The remaining uncounted ballots are made up of a few different types. For instance, there are early mail-in ballots that election officials received in the days leading up to the election, as well as early mail-in ballots that were dropped off by voters on Election Day. Politicos and consultants aren’t sold on the notion that those ballots will skew strongly Republican.
“It’s a big unknown about the ‘late earlies’,” said Sam Almy, a Phoenix-based data analyst with Saguaro Strategies, a firm that works with Democratic and progressive campaigns on digital advertising. “In the past, they’ve typically been in line with the regular early balloting, the exception to that being 2018. That’s when the Democrats came back and caught up [in the Senate race]. Are we seeing a new normal now? I don’t know.”

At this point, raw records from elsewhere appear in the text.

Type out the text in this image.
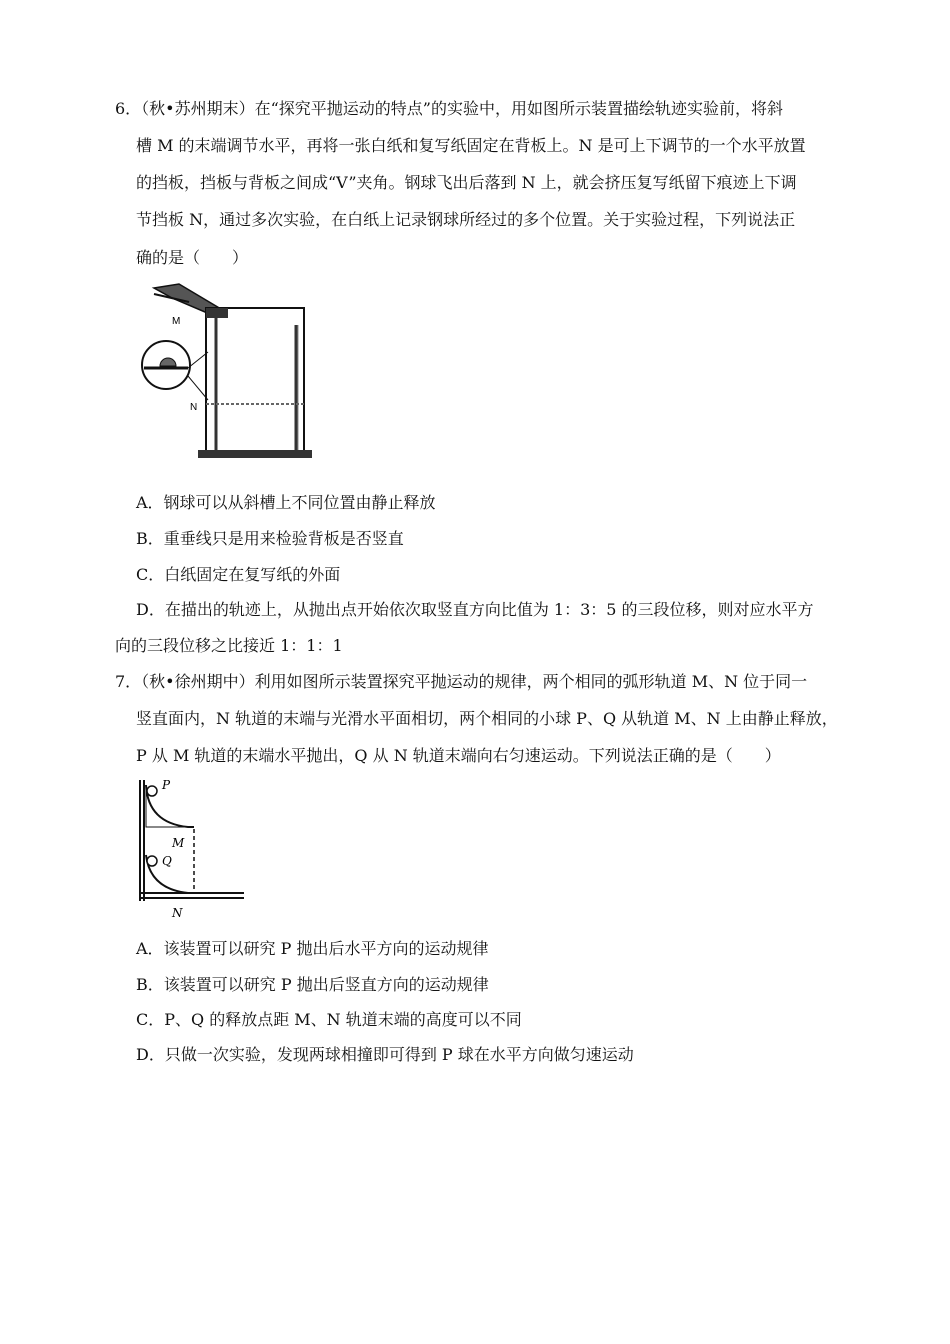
6．（秋•苏州期末）在“探究平抛运动的特点”的实验中，用如图所示装置描绘轨迹实验前，将斜
槽 M 的末端调节水平，再将一张白纸和复写纸固定在背板上。N 是可上下调节的一个水平放置
的挡板，挡板与背板之间成“V”夹角。钢球飞出后落到 N 上，就会挤压复写纸留下痕迹上下调
节挡板 N，通过多次实验，在白纸上记录钢球所经过的多个位置。关于实验过程，下列说法正
确的是（　　）
M
N
A．钢球可以从斜槽上不同位置由静止释放
B．重垂线只是用来检验背板是否竖直
C．白纸固定在复写纸的外面
D．在描出的轨迹上，从抛出点开始依次取竖直方向比值为 1：3：5 的三段位移，则对应水平方
向的三段位移之比接近 1：1：1
7．（秋•徐州期中）利用如图所示装置探究平抛运动的规律，两个相同的弧形轨道 M、N 位于同一
竖直面内，N 轨道的末端与光滑水平面相切，两个相同的小球 P、Q 从轨道 M、N 上由静止释放，
P 从 M 轨道的末端水平抛出，Q 从 N 轨道末端向右匀速运动。下列说法正确的是（　　）
P
M
Q
N
A．该装置可以研究 P 抛出后水平方向的运动规律
B．该装置可以研究 P 抛出后竖直方向的运动规律
C．P、Q 的释放点距 M、N 轨道末端的高度可以不同
D．只做一次实验，发现两球相撞即可得到 P 球在水平方向做匀速运动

“Election Day voters were these Trumpers who were very excited to show their loyalty by voting in person,” said Steve Nuño-Perez, director of communications and senior analyst at Latino Decisions, a Latino polling firm. “But these late earlies that are coming in, do they behave like same-day voters, or do they behave like the mail-in voters?”
Bentz said that for Trump to overcome his current vote deficit with Biden in Arizona, he’d have to win over 50 percent of the remaining ballots just to “close the gap” with his Democratic challenger.
Emily Kirkland, executive director of Progress Arizona, a liberal group, was bullish on a Democratic victory.
“I am confident that they are not going to skew Republican enough,” she said. “The deficit is so big that it seems hard to make up.”
Analysts list a litany of reasons for Democrats’ dominant showing in Maricopa County and Arizona generally in early returns: the surge in turn-out overall and early voting, the county’s evolution into a more diverse and urbanized place, and the long-term political mobilization of Latino voters after the passage of Senate Bill 1070, Arizona’s highly controversial anti-illegal immigration bill.
“It’s all of them. It’s younger voters, first-time voters, Latino voters,” Bentz said. “They spent two years activating and organizing these individuals, getting practiced and ready.”
“It really showed that they really had their game together when it really mattered,” he added.
Grant Woods, a former Republican Arizona Attorney General, said that the fact that both Biden and Kelly were moderate Democrats made them particularly suited to Arizona voters who were turned off by the polarizing and divisive rhetoric coming from Trump and the rest of the Republican party.
“Arizona has always been open to centrist, reasonable Democrats,” Woods said. “But if they were presented with something else, then the state would naturally revert toward Republican. Right now, the nature of the Republican party nationally and in Arizona does not have much future here or, in my view, for the long term. I think Arizona has shown in this election that it’s ready for — that it’s not ready to go back to the 50s and have this just be a lily-white world filled with privilege and hate.”
To some observers, the initial returns are indicative of a broader shift in the electorate, particularly in Maricopa County. Democratic power in the county isn’t just a fluke, they say.
“I view Arizona as purple, not blue. But I think what’s happening is, whereas for the past 20 years we’ve been in the middle leaning right, we’re now in the middle leaning left, because of the changing demographics,” Woods said.
“Four years ago, Paul Penzone shocked the world by defeating Joe Arpaio in the Maricopa County Sheriff’s race,” Bentz said. “Four years later he wins reelection with 60 percent of the vote. That shows a significant shift in the electorate in Maricopa County that is here to stay for a while.”